The abolition of Angel Tax is expected to:

  • Improve ease of fundraising
  • Encourage angel investor participation
  • Support startup incorporation in India
  • Reduce regulatory uncertainty
  • Attract foreign venture capital
  • Strengthen India's startup ecosystem

Industry participants widely viewed the reform as one of the most significant startup-friendly tax changes in recent years.


⚠️ Common Misconceptions

❌ No Documentation Needed Now

Wrong. Documentation remains necessary for FEMA, Companies Act, and tax verification purposes.


❌ Any Amount Can Be Raised Without Scrutiny

Wrong. Source of funds and investor credentials can still be examined under other provisions of tax law.

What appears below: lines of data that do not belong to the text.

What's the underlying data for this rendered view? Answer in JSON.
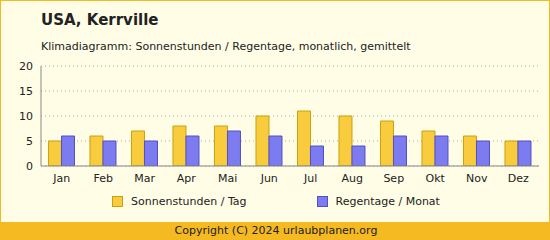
{
  "chart_data": {
    "type": "bar",
    "title": "USA, Kerrville",
    "subtitle": "Klimadiagramm: Sonnenstunden / Regentage, monatlich, gemittelt",
    "annotations": [
      "Copyright (C) 2024 urlaubplanen.org"
    ],
    "categories": [
      "Jan",
      "Feb",
      "Mar",
      "Apr",
      "Mai",
      "Jun",
      "Jul",
      "Aug",
      "Sep",
      "Okt",
      "Nov",
      "Dez"
    ],
    "series": [
      {
        "name": "Sonnenstunden / Tag",
        "color": "#f8cc3c",
        "values": [
          5,
          6,
          7,
          8,
          8,
          10,
          11,
          10,
          9,
          7,
          6,
          5
        ]
      },
      {
        "name": "Regentage / Monat",
        "color": "#7c7cf0",
        "values": [
          6,
          5,
          5,
          6,
          7,
          6,
          4,
          4,
          6,
          6,
          5,
          5
        ]
      }
    ],
    "ylim": [
      0,
      20
    ],
    "yticks": [
      0,
      5,
      10,
      15,
      20
    ],
    "grid": true,
    "legend": "bottom"
  }
}
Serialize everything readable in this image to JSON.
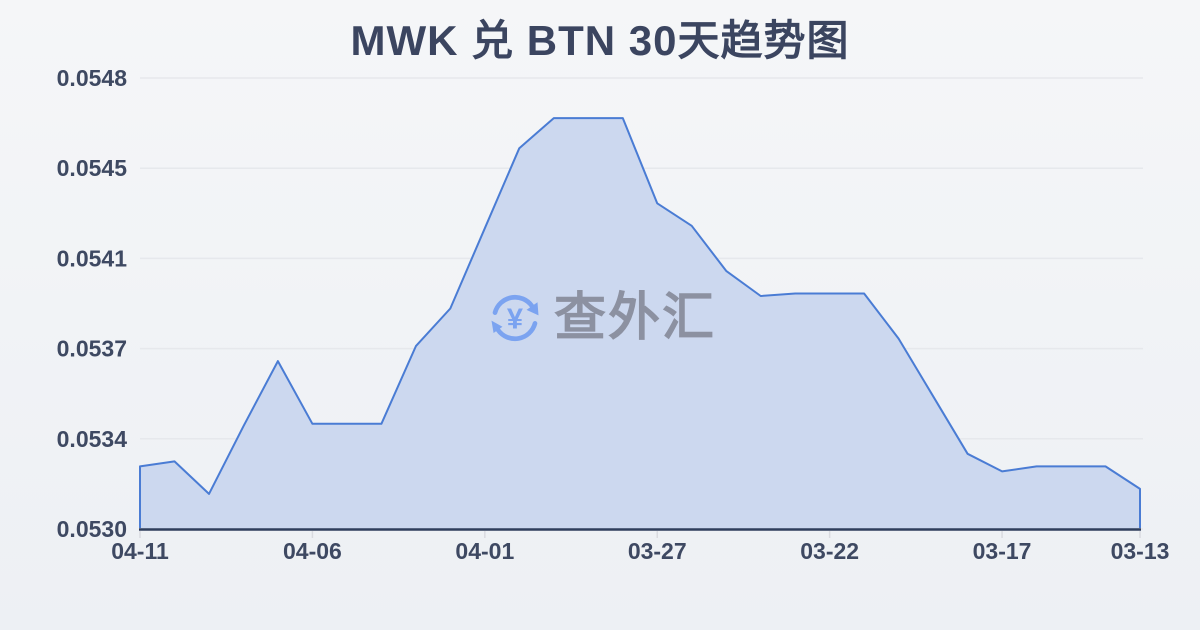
{
  "page": {
    "title": "MWK 兑 BTN 30天趋势图"
  },
  "watermark": {
    "icon": "currency-exchange-refresh-icon",
    "symbol": "¥",
    "text": "查外汇"
  },
  "colors": {
    "background_top": "#f5f6f8",
    "background_bottom": "#edf0f4",
    "title_text": "#3b4560",
    "axis_text": "#3e4962",
    "grid_line": "#e6e8ec",
    "axis_line": "#2f3e5c",
    "series_line": "#4a7cd4",
    "series_fill": "#ccd8ef",
    "tick_mark": "#d9dbe0",
    "watermark_text": "#8c91a1",
    "watermark_icon": "#7ba3f0"
  },
  "chart_data": {
    "type": "area",
    "title": "MWK 兑 BTN 30天趋势图",
    "x": [
      "04-11",
      "04-10",
      "04-09",
      "04-08",
      "04-07",
      "04-06",
      "04-05",
      "04-04",
      "04-03",
      "04-02",
      "04-01",
      "03-31",
      "03-30",
      "03-29",
      "03-28",
      "03-27",
      "03-26",
      "03-25",
      "03-24",
      "03-23",
      "03-22",
      "03-21",
      "03-20",
      "03-19",
      "03-18",
      "03-17",
      "03-16",
      "03-15",
      "03-14",
      "03-13"
    ],
    "values": [
      0.05325,
      0.05327,
      0.05314,
      0.05341,
      0.05367,
      0.05342,
      0.05342,
      0.05342,
      0.05373,
      0.05388,
      0.0542,
      0.05452,
      0.05464,
      0.05464,
      0.05464,
      0.0543,
      0.05421,
      0.05403,
      0.05393,
      0.05394,
      0.05394,
      0.05394,
      0.05376,
      0.05353,
      0.0533,
      0.05323,
      0.05325,
      0.05325,
      0.05325,
      0.05316
    ],
    "y_tick_labels": [
      "0.0548",
      "0.0545",
      "0.0541",
      "0.0537",
      "0.0534",
      "0.0530"
    ],
    "x_tick_labels": [
      "04-11",
      "04-06",
      "04-01",
      "03-27",
      "03-22",
      "03-17",
      "03-13"
    ],
    "x_tick_indices": [
      0,
      5,
      10,
      15,
      20,
      25,
      29
    ],
    "ylim": [
      0.053,
      0.0548
    ],
    "grid": true,
    "legend": "none",
    "x_order": "newest-to-oldest"
  }
}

❌ Valuation Reports Are No Longer Useful

Wrong. Valuation reports continue to be important for corporate governance, FEMA compliance, and future due diligence.


🏁 Conclusion

The abolition of Angel Tax marks a significant milestone for India's startup ecosystem. By removing the tax on share premium received by unlisted companies, the Government has addressed a long-standing concern of founders, angel investors, venture capital funds, and foreign investors. Startups can now raise capital based on genuine market valuations without fear of valuation-based tax assessments.

However, founders should remember that while Angel Tax has been abolished, compliance obligations under the Companies Act, FEMA regulations, RBI reporting requirements, and anti-abuse provisions such as Section 68 continue to apply. Sound documentation, transparent fundraising practices, and proper corporate governance remain essential.

For startups planning fundraising rounds in 2026 and beyond, the regulatory environment is now considerably more investor-friendly, making it easier to attract capital and focus on growth rather than tax disputes.